Let me point to a recent interview BIA did with Jacobs Media Strategies, “How Radio Can Capture A Bigger Piece of the Revenue Pie.” Bottom line here is that radio needs to become more innovative and position itself as a multi-platform, full-funnel marketing solution that combines the power and reach of broadcast radio with newer innovations like attribution and geotargeting.
In another interview we did with Inside Radio’s Paul Hein, we considered that in a category like Auto where literally all of the increased ad spend is going to digital, there is still hope for local radio to come out a winner. As local radio increasingly provides attribution solutions to encourage buyers that their radio investments pay off, we see this adds a new element of competitiveness for radio.
Consider the case of the tier 3 auto dealer, the cost-efficiencies of digital with geotargeting make it very attractive and attribution dashboards help them plan, optimize and evaluate their campaigns.

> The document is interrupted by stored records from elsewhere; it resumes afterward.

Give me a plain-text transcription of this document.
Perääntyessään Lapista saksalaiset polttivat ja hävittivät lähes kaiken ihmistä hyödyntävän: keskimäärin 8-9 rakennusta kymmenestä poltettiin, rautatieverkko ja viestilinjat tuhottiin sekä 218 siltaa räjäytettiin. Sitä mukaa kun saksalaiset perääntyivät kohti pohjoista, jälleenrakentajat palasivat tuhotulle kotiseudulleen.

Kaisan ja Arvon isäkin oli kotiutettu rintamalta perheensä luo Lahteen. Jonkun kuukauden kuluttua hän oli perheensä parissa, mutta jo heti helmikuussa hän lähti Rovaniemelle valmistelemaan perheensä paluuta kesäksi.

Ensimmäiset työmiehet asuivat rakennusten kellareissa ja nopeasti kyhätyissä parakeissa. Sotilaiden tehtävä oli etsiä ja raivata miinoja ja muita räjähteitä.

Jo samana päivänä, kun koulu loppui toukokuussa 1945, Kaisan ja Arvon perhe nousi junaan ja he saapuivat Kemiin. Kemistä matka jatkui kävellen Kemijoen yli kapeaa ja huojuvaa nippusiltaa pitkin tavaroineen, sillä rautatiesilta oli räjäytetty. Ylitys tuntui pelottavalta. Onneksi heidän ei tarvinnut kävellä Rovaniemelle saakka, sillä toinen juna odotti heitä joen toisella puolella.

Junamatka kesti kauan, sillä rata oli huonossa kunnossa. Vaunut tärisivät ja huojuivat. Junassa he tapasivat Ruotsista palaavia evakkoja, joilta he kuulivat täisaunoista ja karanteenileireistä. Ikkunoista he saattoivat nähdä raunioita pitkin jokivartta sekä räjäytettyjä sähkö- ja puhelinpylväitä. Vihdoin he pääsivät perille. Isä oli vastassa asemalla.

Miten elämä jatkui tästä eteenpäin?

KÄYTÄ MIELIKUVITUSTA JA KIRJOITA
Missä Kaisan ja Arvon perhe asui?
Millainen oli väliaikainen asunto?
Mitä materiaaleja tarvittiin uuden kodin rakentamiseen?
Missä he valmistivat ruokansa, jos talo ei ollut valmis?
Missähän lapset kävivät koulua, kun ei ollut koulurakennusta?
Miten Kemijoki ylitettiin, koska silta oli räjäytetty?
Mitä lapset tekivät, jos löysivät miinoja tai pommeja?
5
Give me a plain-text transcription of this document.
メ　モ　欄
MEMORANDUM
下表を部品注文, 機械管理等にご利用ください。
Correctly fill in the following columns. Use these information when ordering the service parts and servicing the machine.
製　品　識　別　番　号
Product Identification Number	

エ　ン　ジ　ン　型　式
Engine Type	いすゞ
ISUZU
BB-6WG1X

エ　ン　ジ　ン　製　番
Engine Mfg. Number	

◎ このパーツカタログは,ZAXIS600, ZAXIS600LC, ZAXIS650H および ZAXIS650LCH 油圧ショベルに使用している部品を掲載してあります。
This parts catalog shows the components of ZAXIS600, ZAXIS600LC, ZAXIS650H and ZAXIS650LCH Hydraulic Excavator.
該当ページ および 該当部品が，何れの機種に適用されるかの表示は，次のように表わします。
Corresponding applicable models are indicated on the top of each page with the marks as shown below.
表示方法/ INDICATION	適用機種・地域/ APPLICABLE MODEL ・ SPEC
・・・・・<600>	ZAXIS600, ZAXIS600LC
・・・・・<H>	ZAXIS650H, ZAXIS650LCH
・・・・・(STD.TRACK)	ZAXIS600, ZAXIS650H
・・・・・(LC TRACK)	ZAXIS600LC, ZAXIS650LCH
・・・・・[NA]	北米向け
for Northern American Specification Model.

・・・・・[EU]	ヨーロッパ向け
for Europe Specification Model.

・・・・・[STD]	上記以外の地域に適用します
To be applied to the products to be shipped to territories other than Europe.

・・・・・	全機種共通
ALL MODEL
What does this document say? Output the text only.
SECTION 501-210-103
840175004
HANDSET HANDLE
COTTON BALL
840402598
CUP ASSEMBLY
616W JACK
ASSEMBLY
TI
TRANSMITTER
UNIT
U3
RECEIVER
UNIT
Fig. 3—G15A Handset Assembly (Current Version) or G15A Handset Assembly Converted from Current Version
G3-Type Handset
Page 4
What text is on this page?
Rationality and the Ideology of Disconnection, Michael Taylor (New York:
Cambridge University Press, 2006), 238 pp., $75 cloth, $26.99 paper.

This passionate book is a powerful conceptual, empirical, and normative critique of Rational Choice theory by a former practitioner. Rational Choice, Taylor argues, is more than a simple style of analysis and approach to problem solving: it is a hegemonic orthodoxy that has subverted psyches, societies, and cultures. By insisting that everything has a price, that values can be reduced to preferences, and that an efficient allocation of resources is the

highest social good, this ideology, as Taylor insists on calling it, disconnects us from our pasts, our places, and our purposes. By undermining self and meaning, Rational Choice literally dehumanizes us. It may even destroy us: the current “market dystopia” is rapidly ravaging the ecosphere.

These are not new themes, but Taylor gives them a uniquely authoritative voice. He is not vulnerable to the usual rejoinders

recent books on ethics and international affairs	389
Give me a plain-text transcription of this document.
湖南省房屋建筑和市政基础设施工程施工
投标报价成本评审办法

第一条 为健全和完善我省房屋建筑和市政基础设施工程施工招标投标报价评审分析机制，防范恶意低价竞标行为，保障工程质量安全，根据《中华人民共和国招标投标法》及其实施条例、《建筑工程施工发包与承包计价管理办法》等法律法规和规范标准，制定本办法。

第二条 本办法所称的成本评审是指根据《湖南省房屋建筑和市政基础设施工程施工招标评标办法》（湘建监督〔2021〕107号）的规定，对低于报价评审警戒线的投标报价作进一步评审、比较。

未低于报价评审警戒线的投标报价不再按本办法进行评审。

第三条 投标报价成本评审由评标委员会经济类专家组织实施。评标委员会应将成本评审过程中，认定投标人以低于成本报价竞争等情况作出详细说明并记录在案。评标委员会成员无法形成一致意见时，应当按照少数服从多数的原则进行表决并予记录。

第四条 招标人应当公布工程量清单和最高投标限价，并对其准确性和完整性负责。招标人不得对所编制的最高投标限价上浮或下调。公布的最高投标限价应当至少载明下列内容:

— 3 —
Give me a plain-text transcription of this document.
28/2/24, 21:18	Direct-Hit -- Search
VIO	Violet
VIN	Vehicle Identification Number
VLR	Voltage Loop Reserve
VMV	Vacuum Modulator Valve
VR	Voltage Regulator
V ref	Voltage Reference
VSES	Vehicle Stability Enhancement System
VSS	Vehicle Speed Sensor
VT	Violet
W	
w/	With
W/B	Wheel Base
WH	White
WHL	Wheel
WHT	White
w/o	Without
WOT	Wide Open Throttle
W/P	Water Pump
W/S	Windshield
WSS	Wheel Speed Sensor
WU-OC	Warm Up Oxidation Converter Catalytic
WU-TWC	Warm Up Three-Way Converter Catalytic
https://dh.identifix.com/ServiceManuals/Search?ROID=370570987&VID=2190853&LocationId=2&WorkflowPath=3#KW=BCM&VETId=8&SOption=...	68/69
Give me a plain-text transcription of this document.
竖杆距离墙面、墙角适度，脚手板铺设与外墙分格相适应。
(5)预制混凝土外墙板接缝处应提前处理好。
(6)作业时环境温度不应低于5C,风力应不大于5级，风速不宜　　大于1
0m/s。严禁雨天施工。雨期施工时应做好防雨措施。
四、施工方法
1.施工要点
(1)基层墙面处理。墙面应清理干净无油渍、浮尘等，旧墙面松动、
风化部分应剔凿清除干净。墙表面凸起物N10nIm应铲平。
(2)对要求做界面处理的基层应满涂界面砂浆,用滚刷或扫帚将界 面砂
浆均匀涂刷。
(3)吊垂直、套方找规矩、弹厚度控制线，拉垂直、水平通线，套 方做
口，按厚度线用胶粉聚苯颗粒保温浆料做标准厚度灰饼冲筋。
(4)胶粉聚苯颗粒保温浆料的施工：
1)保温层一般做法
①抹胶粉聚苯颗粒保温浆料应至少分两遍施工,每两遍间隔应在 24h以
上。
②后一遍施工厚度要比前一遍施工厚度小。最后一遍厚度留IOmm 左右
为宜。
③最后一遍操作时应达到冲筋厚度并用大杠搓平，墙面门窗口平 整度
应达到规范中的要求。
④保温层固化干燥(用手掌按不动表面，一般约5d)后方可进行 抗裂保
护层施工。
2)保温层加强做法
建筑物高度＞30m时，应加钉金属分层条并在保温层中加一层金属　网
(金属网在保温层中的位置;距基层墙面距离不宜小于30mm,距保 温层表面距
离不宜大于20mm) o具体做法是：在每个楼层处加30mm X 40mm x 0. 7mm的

In a category like Auto, there can be a disincentive for tier 3 buyers when it comes to radio since they must buy the full radio market which leads to inefficiencies and “ad waste.”
Where all other major media including newspaper, outdoor, cable, digital, mobile, etc. can geotarget below the market level, radio cannot. Even local TV stations now have this capability with the new ATSC 3.0 standard currently in deployment. However, there is a technology that lets local radio stations operate geotargeted broadcast zones using new single frequency network technologies. But unlike the case with local TV stations, for some reason the FCC prohibits local radio stations from doing zoned broadcasting.
While there is support among local radio group executives for zoned broadcasting, the NAB and FCC appear to have too many other priorities to pursue this without a stronger voice of support from the industry. Curiously, there is some reason to believe the FCC may hear from the outdoor ad industry on zoned radio before they hear from broadcasters. Suffice it to say, the outdoor industry is not in favor of a more competitive radio industry.